Sons do corpo | Revista Fleury Ed. 30

Entre palmas e batuques, ouvir um ao outro e buscar a comunhão. Conheça o trabalho do Grupo Barbatuques ao fazer música baseada em percussão corporal

Entre palmas e batuques, ouvir um ao outro e buscar a comunhão. Conheça o trabalho do Grupo Barbatuques ao fazer música baseada em percussão corporal
por Maíra Termero
fotos Flávio Santana

No grupo paulistano Barbatuques, cada músico leva seu corpo como instrumento. Cada um dos 15 integrantes com suas particularidades forma, no palco, o que se parece com uma complexa orquestra de instrumentos diversos – cada corpo produz, afinal, sons únicos. Mas é também como se fosse um grande coletivo de crianças brincando de bater palmas, estalar os dedos, batucar. São misturas como essa que dão o tom e a força do Barbatuques. Os músicos trazem uma bagagem de estudos musicais e buscas pessoais próprias. Todos eles têm projetos artísticos paralelos. A performance no palco conversa com o trabalho enquanto grupo de pesquisa em percussão corporal e também enquanto educadores. Uma atividade alimenta a outra.

Essa caminhada vem desde a fundação do Barbatuques, em 1995. A brincadeira de procurar sons no corpo começou com Fernando Barba e cativou amigos. Na faculdade de música da Universidade Estadual de Campinas (Unicamp), os sons ganharam ritmos e novas possibilidades Formado, Barba montou o Auê Núcleo de Ensino Musical, que oferecia oficinas de percussão corporal. Muitos dos atuais integrantes passaram por lá.

No Colégio Oswald de Andrade, em São Paulo, onde ensaiam duas vezes por semana, Barba contou a trajetória do Barbatuques e falou sobre sua vivência em busca de boas performances. Luciana Cestari e Giba Alves, a novata e o veterano no grupo, também dividiram conosco o olhar sobre a experiência de construir uma performance artística tão única.


Fernando Barba
Multi-instrumentista, compositor, arte-educador e diretor musical,fundou o Barbatuques em 1995


Fleury: Como o grupo se formou?
Fernando Barba: A história do Barbatuques começou não como um grupo fazendo performance, como show. Eu que encabecei essa ideia, apesar de sempre ter sido um trabalho coletivo também, de começar a procurar sons e ritmos no meu corpo, como uma brincadeira. O grupo mesmo se iniciou com uma formação de 11 pessoas, e começamos a ser convidados pelo músico Luiz Gaiotto para fazer números. Não era um show inteiro do Barbatuques. Mas já tinha a sensação de subir no palco, de tocar, e perceber uma identificação que o público criava. De ver as pessoas batucando no corpo. Já era um marco ver que esse tipo de prática e de pesquisa nos interessava muito. Era compensador quando a gente subia no palco e tocava. Parecia que era uma nova – e antiga – maneira de fazer música e que chamava muito a atenção do público.
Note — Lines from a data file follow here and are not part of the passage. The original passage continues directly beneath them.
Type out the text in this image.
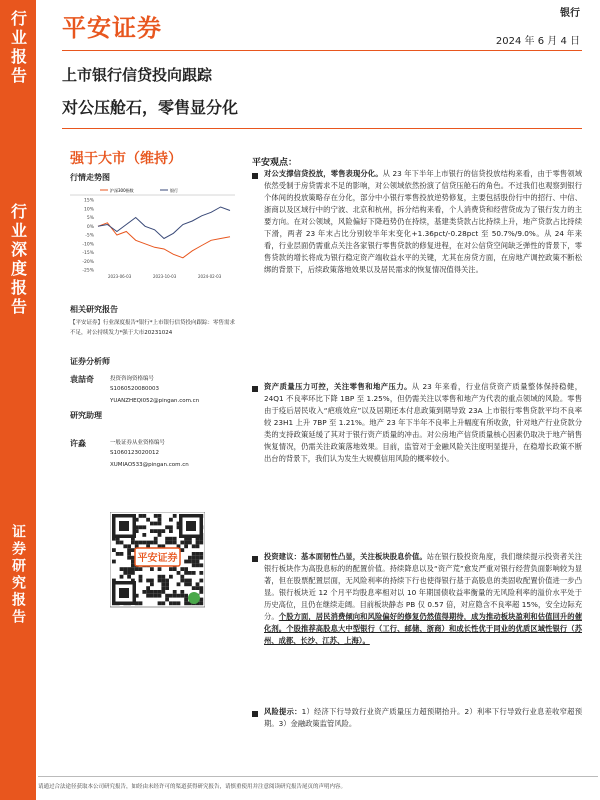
行业报告
行业深度报告
证券研究报告
平安证券
银行
2024 年 6 月 4 日
上市银行信贷投向跟踪
对公压舱石，零售显分化
强于大市（维持）
行情走势图
沪深300指数	银行
15%
10%
5%
0%
-5%
-10%
-15%
-20%
-25%
2023-06-03	2023-10-03	2024-02-03
相关研究报告
【平安证券】行业深度报告*银行*上市银行信贷投向跟踪：零售需求不足，对公持续发力*强于大市20231024
证券分析师
袁喆奇	投资咨询资格编号
S1060520080003
YUANZHEQI052@pingan.com.cn
研究助理
许淼	一般证券从业资格编号
S1060123020012
XUMIAO533@pingan.com.cn
平安证券
平安观点：
对公支撑信贷投放，零售表现分化。从 23 年下半年上市银行的信贷投放结构来看，由于零售领域依然受制于房贷需求不足的影响，对公领域依然扮演了信贷压舱石的角色。不过我们也观察到银行个体间的投放策略存在分化，部分中小银行零售投放逆势修复，主要包括股份行中的招行、中信、浙商以及区域行中的宁波、北京和杭州，拆分结构来看，个人消费贷和经营贷成为了银行发力的主要方向。在对公领域，风险偏好下降趋势仍在持续，基建类贷款占比持续上升，地产贷款占比持续下滑，两者 23 年末占比分别较半年末变化+1.36pct/-0.28pct 至 50.7%/9.0%。从 24 年来看，行业层面仍需重点关注各家银行零售贷款的修复进程，在对公信贷空间缺乏弹性的背景下，零售贷款的增长将成为银行稳定资产端收益水平的关键，尤其在房贷方面，在房地产调控政策不断松绑的背景下，后续政策落地效果以及居民需求的恢复情况值得关注。
资产质量压力可控，关注零售和地产压力。从 23 年来看，行业信贷资产质量整体保持稳健，24Q1 不良率环比下降 1BP 至 1.25%，但仍需关注以零售和地产为代表的重点领域的风险。零售由于疫后居民收入“疤痕效应”以及居期还本付息政策到期导致 23A 上市银行零售贷款平均不良率较 23H1 上升 7BP 至 1.21%。地产 23 年下半年不良率上升幅度有所收敛，针对地产行业贷款分类的支持政策延缓了其对于银行资产质量的冲击。对公房地产信贷质量核心因素仍取决于地产销售恢复情况，仍需关注政策落地效果。目前，监管对于金融风险关注度明显提升，在稳增长政策不断出台的背景下，我们认为发生大规模信用风险的概率较小。
投资建议：基本面韧性凸显，关注板块股息价值。站在银行股投资角度，我们继续提示投资者关注银行板块作为高股息标的的配置价值。持续降息以及“资产荒”愈发严重对银行经营负面影响较为显著，但在股票配置层面，无风险利率的持续下行也使得银行基于高股息的类固收配置价值进一步凸显。银行板块近 12 个月平均股息率相对以 10 年期国债收益率衡量的无风险利率的溢价水平处于历史高位，且仍在继续走阔。目前板块静态 PB 仅 0.57 倍，对应隐含不良率超 15%，安全边际充分。个股方面，居民消费倾向和风险偏好的修复仍然值得期待，成为推动板块盈利和估值回升的催化剂。个股推荐高股息大中型银行（工行、邮储、浙商）和成长性优于同业的优质区域性银行（苏州、成都、长沙、江苏、上海）。
风险提示：1）经济下行导致行业资产质量压力超预期抬升。2）利率下行导致行业息差收窄超预期。3）金融政策监管风险。
请通过合法途径获取本公司研究报告，如经由未经许可的渠道获得研究报告，请慎重使用并注意阅读研究报告尾页的声明内容。
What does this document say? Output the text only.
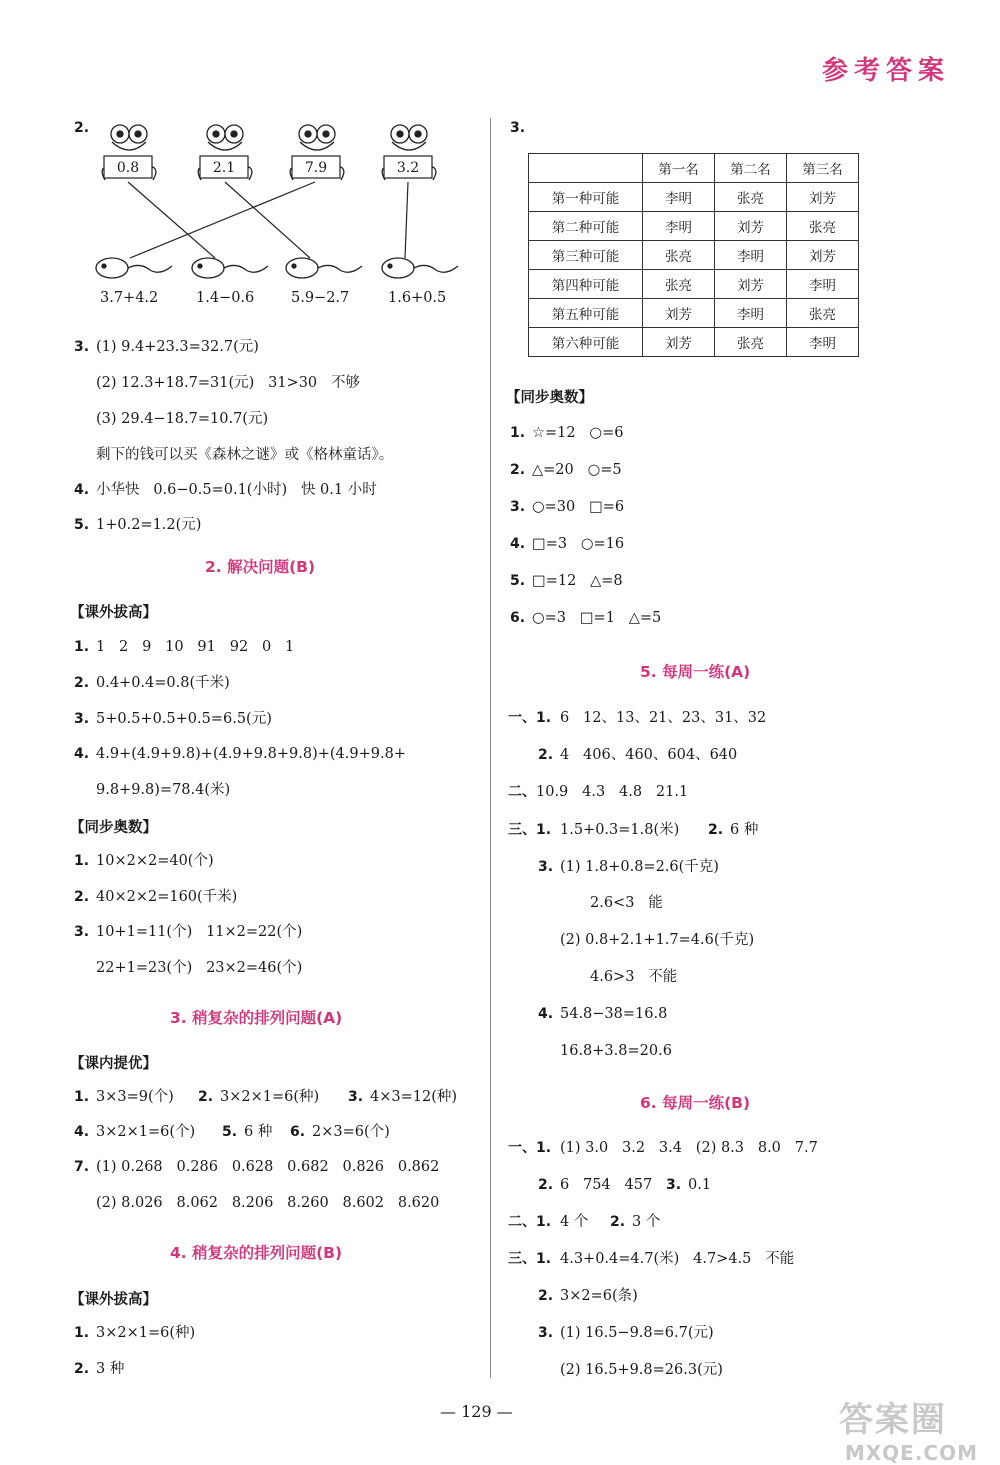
参考答案
2.
0.8	2.1	7.9	3.2
3.7+4.2	1.4−0.6	5.9−2.7	1.6+0.5
3. (1) 9.4+23.3=32.7(元)
(2) 12.3+18.7=31(元)   31>30   不够
(3) 29.4−18.7=10.7(元)
剩下的钱可以买《森林之谜》或《格林童话》。
4. 小华快   0.6−0.5=0.1(小时)   快 0.1 小时
5. 1+0.2=1.2(元)
2. 解决问题(B)
【课外拔高】
1. 1   2   9   10   91   92   0   1
2. 0.4+0.4=0.8(千米)
3. 5+0.5+0.5+0.5=6.5(元)
4. 4.9+(4.9+9.8)+(4.9+9.8+9.8)+(4.9+9.8+
9.8+9.8)=78.4(米)
【同步奥数】
1. 10×2×2=40(个)
2. 40×2×2=160(千米)
3. 10+1=11(个)   11×2=22(个)
22+1=23(个)   23×2=46(个)
3. 稍复杂的排列问题(A)
【课内提优】
1. 3×3=9(个) 2. 3×2×1=6(种) 3. 4×3=12(种)
4. 3×2×1=6(个) 5. 6 种 6. 2×3=6(个)
7. (1) 0.268   0.286   0.628   0.682   0.826   0.862
(2) 8.026   8.062   8.206   8.260   8.602   8.620
4. 稍复杂的排列问题(B)
【课外拔高】
1. 3×2×1=6(种)
2. 3 种
3.
	第一名	第二名	第三名
第一种可能	李明	张亮	刘芳
第二种可能	李明	刘芳	张亮
第三种可能	张亮	李明	刘芳
第四种可能	张亮	刘芳	李明
第五种可能	刘芳	李明	张亮
第六种可能	刘芳	张亮	李明
【同步奥数】
1. ☆=12   ○=6
2. △=20   ○=5
3. ○=30   □=6
4. □=3   ○=16
5. □=12   △=8
6. ○=3   □=1   △=5
5. 每周一练(A)
一、1. 6   12、13、21、23、31、32
2. 4   406、460、604、640
二、 10.9   4.3   4.8   21.1
三、1. 1.5+0.3=1.8(米) 2. 6 种
3. (1) 1.8+0.8=2.6(千克)
2.6<3   能
(2) 0.8+2.1+1.7=4.6(千克)
4.6>3   不能
4. 54.8−38=16.8
16.8+3.8=20.6
6. 每周一练(B)
一、1. (1) 3.0   3.2   3.4   (2) 8.3   8.0   7.7
2. 6   754   457 3. 0.1
二、1. 4 个 2. 3 个
三、1. 4.3+0.4=4.7(米)   4.7>4.5   不能
2. 3×2=6(条)
3. (1) 16.5−9.8=6.7(元)
(2) 16.5+9.8=26.3(元)
— 129 —	答案圈
MXQE.COM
FL: E como a linguagem do grupo evoluiu?
FB: Um marco importante foi a atuação da [diretora cênica] Deise Alves, que começou a fazer um trabalho cênico e nos ajudou a ter um aproveitamento no palco. Nós fazíamos apresentações em rodinha, numa meia lua, e já era muito legal. Mesmo parado, já é uma coreografia, porque já é uma dança, já é um movimento. Mas ela nos viu e tentou, de uma maneira muito respeitosa e aproveitando o que já era sugerido por nosso corpo, nos colocar no espaço. Junto com a pesquisa dos microfones do André Magalhães e com um desenho de luz da Miló Martins, a gente foi entrando nesse mundo profissional do espetáculo. Nós já estávamos como músicos, mas o Barbatuques é um grupo de música que tem um cuidado no palco como se fosse de teatro ou de dança.

FL: E na música?
FB: Desde o começo a gente se perguntava: “Será que o público vai aguentar?”. E isso era o estímulo pra gente pensar: agora vamos usar mais o pé, mais a voz, agora vamos fazer um solo, agora uma coisa com a plateia, agora uma coisa só da gente, aí figurino, a cena. Então, ao mesmo tempo que desenvolvemos esse lado artístico da performance, o lado educacional pedagógico também foi sendo desenvolvido da mesma maneira. Nós fazemos oficinas para crianças, empresas, grupos vocais e trabalhos com pessoas com deficiência, com alguma limitação motora ou mental. O corpo é uma coisa única sempre. Cada um tem um timbre de voz, por exemplo. Então, a gente parte do princípio de que todos têm limites e todos têm qualidades. Quando a gente trabalha com grupos específicos, sejam crianças, adultos, terceira idade, a gente tem só que sintonizar com aquele universo. O que dá para fazer? Dá para mexer o pé? Dá para usar voz? Sempre tem muita coisa a ser feita.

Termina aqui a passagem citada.